The Ultimate Christmas 2022 Survival Guide for Parents with Children Under 13
Everything parents need to read in the run-up to Christmas
Santa Looks a Lot Like Dad…
It’s every parent’s worst nightmare… but it’s also inevitable. The day will come when your kids realise Santa Claus looks surprisingly like dad and flying reindeer and a guy coming down the chimney might be a little far-fetched. But how do you deal with it when your children stop believing in the man in red? Here are our top tips.
1. Don’t be surprised. It happens to everyone and there isn’t a right or wrong age for your kids to start questioning the reality of Christmas.
2. Don’t be afraid to tell the truth. All kids need to find out at some point and they won’t be scarred for life when they do. In fact, if they’re asking questions it’s likely because they want to know, or perhaps already do.
3. But, let them work it out for themselves. Don’t just jump in and confess all at once, instead ask questions back to give them the chance to come to the realisation on their own.
4. Use it as a lesson. This is a perfect opportunity to teach them that the festive season is about giving and at some point it will be their turn to be Santa to someone else.
5. Most important, tell them not to tell their siblings! Whilst your eldest might be ready to know the truth about Saint Nick, their younger siblings may not and the only thing worse than finding out about Santa, is having it spoiled for you too early.
THE PERFECT PYJAMAS
A Christmas tradition for many families, get your children a brand new pair of pyjamas to wake up in on the big day.
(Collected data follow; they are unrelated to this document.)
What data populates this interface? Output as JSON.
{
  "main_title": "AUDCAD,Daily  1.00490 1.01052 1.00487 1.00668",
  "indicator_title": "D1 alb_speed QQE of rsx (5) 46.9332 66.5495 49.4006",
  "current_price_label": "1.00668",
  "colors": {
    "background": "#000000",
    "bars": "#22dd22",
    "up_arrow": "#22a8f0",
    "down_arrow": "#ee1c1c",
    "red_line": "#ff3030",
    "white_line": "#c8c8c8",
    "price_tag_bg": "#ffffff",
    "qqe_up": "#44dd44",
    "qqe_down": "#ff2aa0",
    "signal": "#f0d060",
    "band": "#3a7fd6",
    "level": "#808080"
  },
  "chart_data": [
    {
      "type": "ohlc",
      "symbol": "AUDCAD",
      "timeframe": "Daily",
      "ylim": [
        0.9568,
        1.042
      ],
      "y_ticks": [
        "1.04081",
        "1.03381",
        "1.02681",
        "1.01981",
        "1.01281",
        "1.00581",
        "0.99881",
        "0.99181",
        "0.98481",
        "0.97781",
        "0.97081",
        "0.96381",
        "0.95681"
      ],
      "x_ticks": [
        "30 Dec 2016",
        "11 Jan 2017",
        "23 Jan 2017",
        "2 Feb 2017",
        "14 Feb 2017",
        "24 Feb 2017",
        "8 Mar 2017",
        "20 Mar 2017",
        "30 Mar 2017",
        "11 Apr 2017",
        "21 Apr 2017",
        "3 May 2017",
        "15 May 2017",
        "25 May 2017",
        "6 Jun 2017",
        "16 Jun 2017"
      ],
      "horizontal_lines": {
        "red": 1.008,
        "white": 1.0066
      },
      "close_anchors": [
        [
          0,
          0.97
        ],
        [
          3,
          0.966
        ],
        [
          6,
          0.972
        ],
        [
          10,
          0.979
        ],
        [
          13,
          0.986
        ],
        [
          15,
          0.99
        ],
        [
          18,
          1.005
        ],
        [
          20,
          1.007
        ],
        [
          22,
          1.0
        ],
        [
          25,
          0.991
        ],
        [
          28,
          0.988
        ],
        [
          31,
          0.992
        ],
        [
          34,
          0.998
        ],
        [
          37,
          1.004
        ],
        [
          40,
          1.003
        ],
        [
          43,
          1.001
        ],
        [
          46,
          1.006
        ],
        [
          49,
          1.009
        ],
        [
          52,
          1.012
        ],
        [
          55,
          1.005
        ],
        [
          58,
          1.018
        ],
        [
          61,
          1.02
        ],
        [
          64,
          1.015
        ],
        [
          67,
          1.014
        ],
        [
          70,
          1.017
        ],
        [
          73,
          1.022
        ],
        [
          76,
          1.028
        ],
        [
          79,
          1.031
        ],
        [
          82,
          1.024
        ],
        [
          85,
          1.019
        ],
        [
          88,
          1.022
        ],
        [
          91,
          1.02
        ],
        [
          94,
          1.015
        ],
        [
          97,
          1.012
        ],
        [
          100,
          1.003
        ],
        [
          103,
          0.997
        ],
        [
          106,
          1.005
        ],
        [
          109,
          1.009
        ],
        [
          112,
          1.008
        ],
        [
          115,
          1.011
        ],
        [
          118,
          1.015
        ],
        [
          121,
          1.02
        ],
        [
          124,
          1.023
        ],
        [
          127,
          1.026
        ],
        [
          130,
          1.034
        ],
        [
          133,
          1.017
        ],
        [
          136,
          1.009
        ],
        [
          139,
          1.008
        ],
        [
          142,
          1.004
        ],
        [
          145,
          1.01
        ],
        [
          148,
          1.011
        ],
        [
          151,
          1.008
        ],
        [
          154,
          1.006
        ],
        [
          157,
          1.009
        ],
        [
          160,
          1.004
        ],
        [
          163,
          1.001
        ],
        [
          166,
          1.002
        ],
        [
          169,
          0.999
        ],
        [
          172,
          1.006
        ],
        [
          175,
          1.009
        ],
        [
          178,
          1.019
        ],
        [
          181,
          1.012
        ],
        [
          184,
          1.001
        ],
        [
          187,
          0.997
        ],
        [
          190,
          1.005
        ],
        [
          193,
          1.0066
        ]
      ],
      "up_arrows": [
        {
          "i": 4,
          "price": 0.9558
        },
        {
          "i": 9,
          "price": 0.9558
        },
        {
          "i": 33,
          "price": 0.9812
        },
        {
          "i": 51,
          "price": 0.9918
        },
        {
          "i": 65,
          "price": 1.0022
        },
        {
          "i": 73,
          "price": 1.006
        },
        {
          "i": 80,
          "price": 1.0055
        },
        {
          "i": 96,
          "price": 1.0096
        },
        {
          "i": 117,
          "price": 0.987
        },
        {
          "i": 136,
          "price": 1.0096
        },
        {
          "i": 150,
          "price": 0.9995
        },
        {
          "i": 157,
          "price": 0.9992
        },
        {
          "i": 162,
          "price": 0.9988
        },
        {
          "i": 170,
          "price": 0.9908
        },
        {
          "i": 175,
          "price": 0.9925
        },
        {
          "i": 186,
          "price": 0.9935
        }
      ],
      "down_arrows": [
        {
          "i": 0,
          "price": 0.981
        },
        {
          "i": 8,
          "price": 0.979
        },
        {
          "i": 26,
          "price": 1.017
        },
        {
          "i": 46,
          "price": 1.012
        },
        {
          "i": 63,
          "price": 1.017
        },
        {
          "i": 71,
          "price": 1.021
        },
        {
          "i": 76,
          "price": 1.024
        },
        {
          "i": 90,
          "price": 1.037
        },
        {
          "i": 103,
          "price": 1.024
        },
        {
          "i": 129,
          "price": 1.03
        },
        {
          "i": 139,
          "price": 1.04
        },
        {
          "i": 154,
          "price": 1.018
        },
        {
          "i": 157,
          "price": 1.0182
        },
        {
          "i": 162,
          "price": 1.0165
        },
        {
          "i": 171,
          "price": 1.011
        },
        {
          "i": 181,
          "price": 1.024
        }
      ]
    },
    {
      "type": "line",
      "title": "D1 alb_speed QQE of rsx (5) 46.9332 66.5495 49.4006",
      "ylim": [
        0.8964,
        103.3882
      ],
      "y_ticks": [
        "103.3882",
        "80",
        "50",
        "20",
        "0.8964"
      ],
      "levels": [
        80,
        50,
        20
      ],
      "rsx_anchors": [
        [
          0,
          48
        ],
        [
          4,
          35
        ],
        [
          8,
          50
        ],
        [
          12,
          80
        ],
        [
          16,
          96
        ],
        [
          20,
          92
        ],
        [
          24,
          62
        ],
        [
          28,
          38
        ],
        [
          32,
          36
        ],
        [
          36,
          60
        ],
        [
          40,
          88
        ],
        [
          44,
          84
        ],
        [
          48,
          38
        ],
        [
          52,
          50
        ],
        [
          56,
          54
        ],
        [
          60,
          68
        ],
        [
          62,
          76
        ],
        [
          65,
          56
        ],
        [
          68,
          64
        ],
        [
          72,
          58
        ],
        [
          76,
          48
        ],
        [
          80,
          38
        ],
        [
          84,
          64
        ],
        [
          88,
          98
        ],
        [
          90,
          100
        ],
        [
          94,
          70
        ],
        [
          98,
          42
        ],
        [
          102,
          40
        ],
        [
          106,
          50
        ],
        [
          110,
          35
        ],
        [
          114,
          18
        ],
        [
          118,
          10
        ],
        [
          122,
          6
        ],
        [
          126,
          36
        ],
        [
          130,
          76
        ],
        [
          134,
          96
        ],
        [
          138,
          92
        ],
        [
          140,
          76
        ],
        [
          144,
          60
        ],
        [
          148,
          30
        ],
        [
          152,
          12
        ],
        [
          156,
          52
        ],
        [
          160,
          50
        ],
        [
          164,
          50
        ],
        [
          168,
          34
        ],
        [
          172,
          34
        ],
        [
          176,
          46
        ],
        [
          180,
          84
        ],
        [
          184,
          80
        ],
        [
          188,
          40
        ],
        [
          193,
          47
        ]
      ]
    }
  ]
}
Organic cotton striped top and leggings, £18 each Polarn O. Pyret, Eldon Square, Newcastle
Crochet penguin babygrow, £24 Albetta at Robinson’s, Alnwick
Long PJs set, £45 Joules at Barkers, Northallerton
Matching family Christmas PJ set, £25 for kids sizes White Stuff, Hexham
Check print pyjama set, £25 Minijammies at John Lewis & Partners, Newcastle
Festive Foods for Picky Eaters
Hosting Christmas dinner can be stressful at the best of times, but throw fussy children into the mix and this can mean chaos. Don’t panic, because with a little bit of forward-thinking you can prepare festive foods that will impress your guests while still catering for all.
In terms of party food, sharing boards are always a good idea. Not only do they look impressive, they also mean you can lay out a variety of options at once. This means you can combine the more adventurous options with the basics, plus it’s a more relaxing option for the picky eaters who can easily avoid the food they aren’t fond of.
When it comes to the main course, keep it simple. A succulent piece of white turkey meat alongside some classic roast potatoes and fresh veg should appeal to even the most difficult of diets. Keeping condiments on the side is also a great way to leave it up to your kids on how they want to dress their dish.
DIY dessert – by serving deconstructed desserts you give the control to your kids to pick and choose the elements they like. With everyone putting together their own dish, while your children may only want one of the parts of the dessert, those guests who actually do want a bit of everything still have the chance, and don’t need to miss out.